AddRelation(rel ConceptRelation) error
DeleteRelation(id string) error
RelationsOf(conceptID string, scope *graph.Scope) []ConceptRelation // both directions
ListRelations(scope *graph.Scope) []ConceptRelation
Count() int
Concepts() []Concept
Close() error
}
(Methods take a context.Context in the real interface; it is elided here for
readability.)
Lookup finds the best match for a single term. LookupAll scans running text
and returns every term occurrence with positions — this is what powers the
term-lookup tool and editor suggestions. By default LookupAll matches
case-insensitively (terminology should be recognized regardless of
capitalization); set CaseSensitive to override.
Key types
type Concept struct {
ID string
Domain string // subject area (security, ui, marketing)
Definition string // language-neutral description
Terms []Term
Properties map[string]string // extensible metadata
CreatedAt time.Time
UpdatedAt time.Time
}
type Term struct {
Text string
Locale model.LocaleID
Status model.TermStatus // preferred, approved, admitted, deprecated, proposed, forbidden
PartOfSpeech string
Gender string
Note string
Validity *graph.Validity // optional time + tag scope (nil = unbounded)
}
type ConceptRelation struct {
ID string
SourceID string
TargetID string
RelationType string // a SKOS-aligned label: broader, use-instead, replaced-by, …
Note string
Validity *graph.Validity // optional time + tag scope (nil = unbounded)
CreatedAt time.Time
}
type TermMatch struct {
Concept Concept
Term Term // the matched source term
Score float64 // 0.0-1.0
MatchType model.MatchStrategy // exact, normalized, fuzzy
Position model.TextRange // position in source text
}
type LookupOptions struct {
SourceLocale model.LocaleID
TargetLocale model.LocaleID
CaseSensitive bool
MinScore float64 // minimum fuzzy score (default 0.8)
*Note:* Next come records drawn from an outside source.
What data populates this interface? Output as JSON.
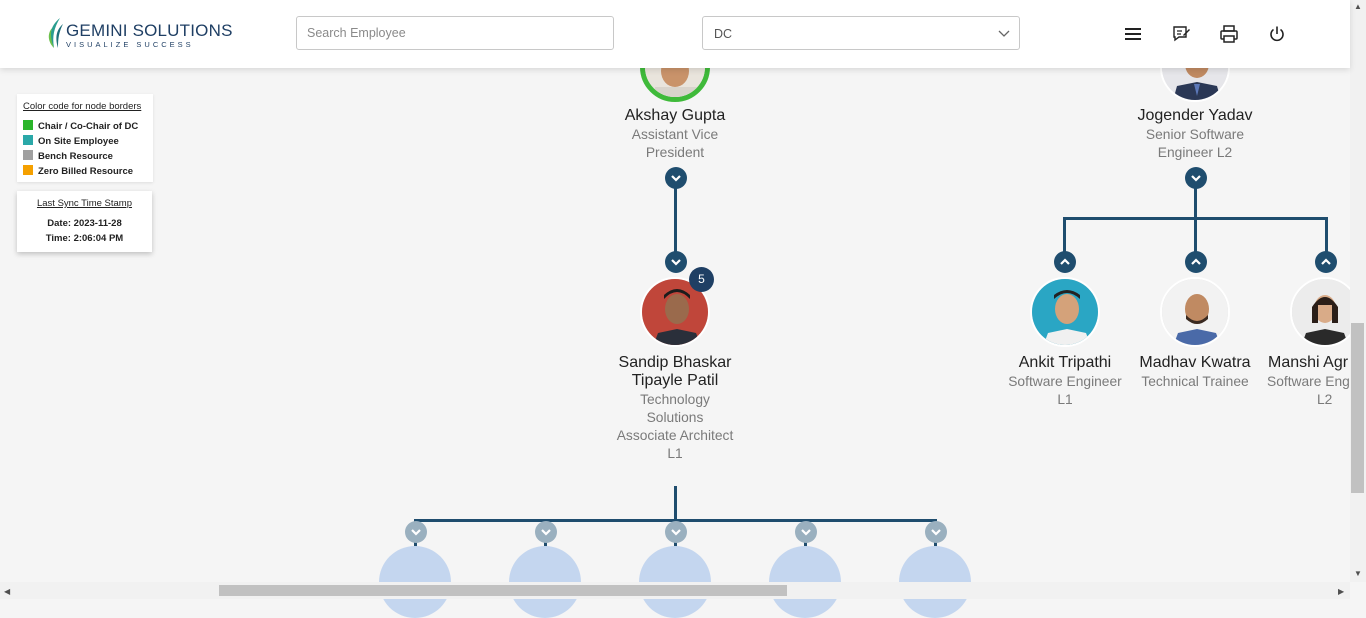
{
  "header": {
    "logo_main": "GEMINI SOLUTIONS",
    "logo_sub": "VISUALIZE SUCCESS",
    "search_placeholder": "Search Employee",
    "dc_value": "DC",
    "icons": [
      "menu-icon",
      "feedback-icon",
      "print-icon",
      "power-icon"
    ]
  },
  "legend": {
    "title": "Color code for node borders",
    "items": [
      {
        "label": "Chair / Co-Chair of DC",
        "color": "#2ab52a"
      },
      {
        "label": "On Site Employee",
        "color": "#2aa8a8"
      },
      {
        "label": "Bench Resource",
        "color": "#a0a0a0"
      },
      {
        "label": "Zero Billed Resource",
        "color": "#f5a000"
      }
    ]
  },
  "sync": {
    "title": "Last Sync Time Stamp",
    "date": "Date: 2023-11-28",
    "time": "Time: 2:06:04 PM"
  },
  "nodes": {
    "akshay": {
      "name": "Akshay Gupta",
      "title_1": "Assistant Vice",
      "title_2": "President"
    },
    "jogender": {
      "name": "Jogender Yadav",
      "title_1": "Senior Software",
      "title_2": "Engineer L2"
    },
    "sandip": {
      "name_1": "Sandip Bhaskar",
      "name_2": "Tipayle Patil",
      "title_1": "Technology",
      "title_2": "Solutions",
      "title_3": "Associate Architect",
      "title_4": "L1",
      "badge": "5"
    },
    "ankit": {
      "name": "Ankit Tripathi",
      "title_1": "Software Engineer",
      "title_2": "L1"
    },
    "madhav": {
      "name": "Madhav Kwatra",
      "title_1": "Technical Trainee"
    },
    "manshi": {
      "name": "Manshi Agr",
      "title_1": "Software Eng",
      "title_2": "L2"
    }
  },
  "colors": {
    "connector": "#1f4d6e",
    "chair_border": "#3fba3a",
    "badge": "#1f3f64"
  }
}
MatchModes []model.MatchStrategy
Domains []string // restrict to specific domains
StatusFilter []model.TermStatus // only return terms with these statuses
}
Concept helpers: SourceTerm(locale), TargetTerms(locale),
PreferredTerm(locale).
Example
package main
import (
"fmt"
"github.com/neokapi/neokapi/core/model"
"github.com/neokapi/neokapi/termbase"
)
func main() {
tb := termbase.NewInMemoryTermBase()
defer tb.Close()
tb.AddConcept(termbase.Concept{
ID: "c1",
Domain: "security",
Definition: "Process of encoding information",
Terms: []termbase.Term{
{Text: "encryption", Locale: "en", Status: model.TermPreferred},
{Text: "chiffrement", Locale: "fr", Status: model.TermPreferred},
},
})
matches := tb.LookupAll(
"The encryption module handles end-to-end encryption",
termbase.LookupOptions{SourceLocale: "en", TargetLocale: "fr"},
)
for _, m := range matches {
fmt.Printf("Found %q at [%d:%d] → %s (%s)\n",
m.Term.Text, m.Position.Start, m.Position.End,
m.Concept.TargetTerms("fr")[0].Text, m.Term.Status)
}
}
Import / export
// JSON preserves the full concept-oriented structure
count, err := termbase.ImportJSON(tb, reader)
err = termbase.ExportJSON(tb, writer, "My Termbase")
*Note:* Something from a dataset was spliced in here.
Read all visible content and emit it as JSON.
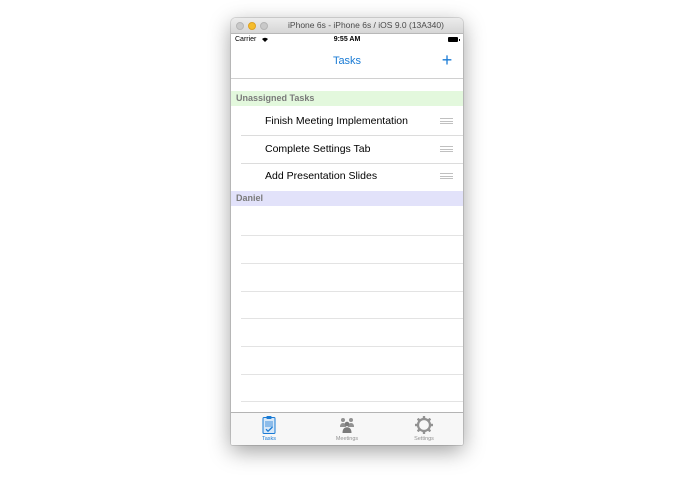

// CSV is a flat source/target form with optional metadata
opts := termbase.CSVImportOptions{
SourceLocale: "en", TargetLocale: "fr", Domain: "general", HasHeader: true,
}
count, err = termbase.ImportCSV(tb, reader, opts)
err = termbase.ExportCSV(tb, writer, "en", "fr", true)
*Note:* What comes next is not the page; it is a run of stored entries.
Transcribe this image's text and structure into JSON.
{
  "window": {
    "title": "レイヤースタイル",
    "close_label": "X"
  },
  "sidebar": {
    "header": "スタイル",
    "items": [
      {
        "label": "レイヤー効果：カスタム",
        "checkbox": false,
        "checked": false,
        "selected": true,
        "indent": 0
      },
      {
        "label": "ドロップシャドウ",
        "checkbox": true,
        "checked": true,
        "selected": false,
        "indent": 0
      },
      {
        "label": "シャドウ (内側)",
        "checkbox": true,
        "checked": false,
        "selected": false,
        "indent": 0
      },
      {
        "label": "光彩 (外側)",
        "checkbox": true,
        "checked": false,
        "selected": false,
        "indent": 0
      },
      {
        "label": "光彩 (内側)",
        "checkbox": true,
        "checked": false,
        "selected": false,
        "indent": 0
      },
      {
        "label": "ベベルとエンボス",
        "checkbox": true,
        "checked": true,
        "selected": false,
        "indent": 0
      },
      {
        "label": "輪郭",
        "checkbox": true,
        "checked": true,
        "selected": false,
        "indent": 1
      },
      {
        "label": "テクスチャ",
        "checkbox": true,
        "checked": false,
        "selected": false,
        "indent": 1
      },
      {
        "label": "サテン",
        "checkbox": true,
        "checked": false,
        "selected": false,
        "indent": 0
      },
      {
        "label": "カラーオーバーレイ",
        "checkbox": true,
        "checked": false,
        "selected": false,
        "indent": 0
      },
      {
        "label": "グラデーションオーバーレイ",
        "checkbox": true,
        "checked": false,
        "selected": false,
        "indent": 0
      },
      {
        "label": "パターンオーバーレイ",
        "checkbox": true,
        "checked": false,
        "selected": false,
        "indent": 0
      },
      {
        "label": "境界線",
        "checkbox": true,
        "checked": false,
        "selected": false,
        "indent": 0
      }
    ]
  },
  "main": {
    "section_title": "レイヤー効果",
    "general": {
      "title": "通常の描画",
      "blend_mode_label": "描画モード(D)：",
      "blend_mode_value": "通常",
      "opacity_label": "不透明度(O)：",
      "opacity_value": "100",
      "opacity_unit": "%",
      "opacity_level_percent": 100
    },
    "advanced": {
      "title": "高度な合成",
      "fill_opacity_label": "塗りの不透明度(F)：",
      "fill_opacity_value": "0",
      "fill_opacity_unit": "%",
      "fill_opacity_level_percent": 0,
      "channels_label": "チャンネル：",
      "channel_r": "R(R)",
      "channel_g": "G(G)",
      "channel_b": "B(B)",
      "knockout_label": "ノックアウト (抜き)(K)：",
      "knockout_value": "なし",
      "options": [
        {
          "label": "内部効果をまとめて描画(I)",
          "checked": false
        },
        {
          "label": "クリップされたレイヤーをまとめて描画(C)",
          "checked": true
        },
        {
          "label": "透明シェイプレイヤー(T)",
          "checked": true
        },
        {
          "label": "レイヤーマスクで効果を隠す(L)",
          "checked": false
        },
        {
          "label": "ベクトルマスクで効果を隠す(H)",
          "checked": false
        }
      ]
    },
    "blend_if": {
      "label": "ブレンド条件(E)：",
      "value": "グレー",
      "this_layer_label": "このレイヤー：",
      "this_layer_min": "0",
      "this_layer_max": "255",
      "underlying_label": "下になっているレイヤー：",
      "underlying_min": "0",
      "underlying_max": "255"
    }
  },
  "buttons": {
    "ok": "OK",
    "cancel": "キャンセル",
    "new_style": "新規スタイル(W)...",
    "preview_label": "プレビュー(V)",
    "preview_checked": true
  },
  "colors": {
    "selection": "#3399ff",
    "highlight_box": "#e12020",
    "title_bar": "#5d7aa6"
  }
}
CSV columns are source,target,domain (domain optional). JSON carries the full
concept structure:
{
"name": "Project Terms",
"version": "1.0",
"concepts": [
{
"id": "c1",
"domain": "security",
"definition": "Encryption where only endpoints can decrypt",
"terms": [
{ "text": "end-to-end encryption", "locale": "en", "status": "preferred" },
{ "text": "chiffrement de bout en bout", "locale": "fr", "status": "preferred" }
]
}
]
}
Terminology and translation memory
Terminology and translation memory are deliberately separate systems because they answer different questions:
- TM — "How was this sentence translated before?" (segment pairs).
- Terminology — "What is the correct term for this concept?" (multi-locale knowledge units).
They share the Block annotation system as their integration point, so both
TM matches and term matches are available to any downstream tool or editor.
Terminology and segmentation are run-anchored overlays produced in the content-preparation pass that readies a source before translation.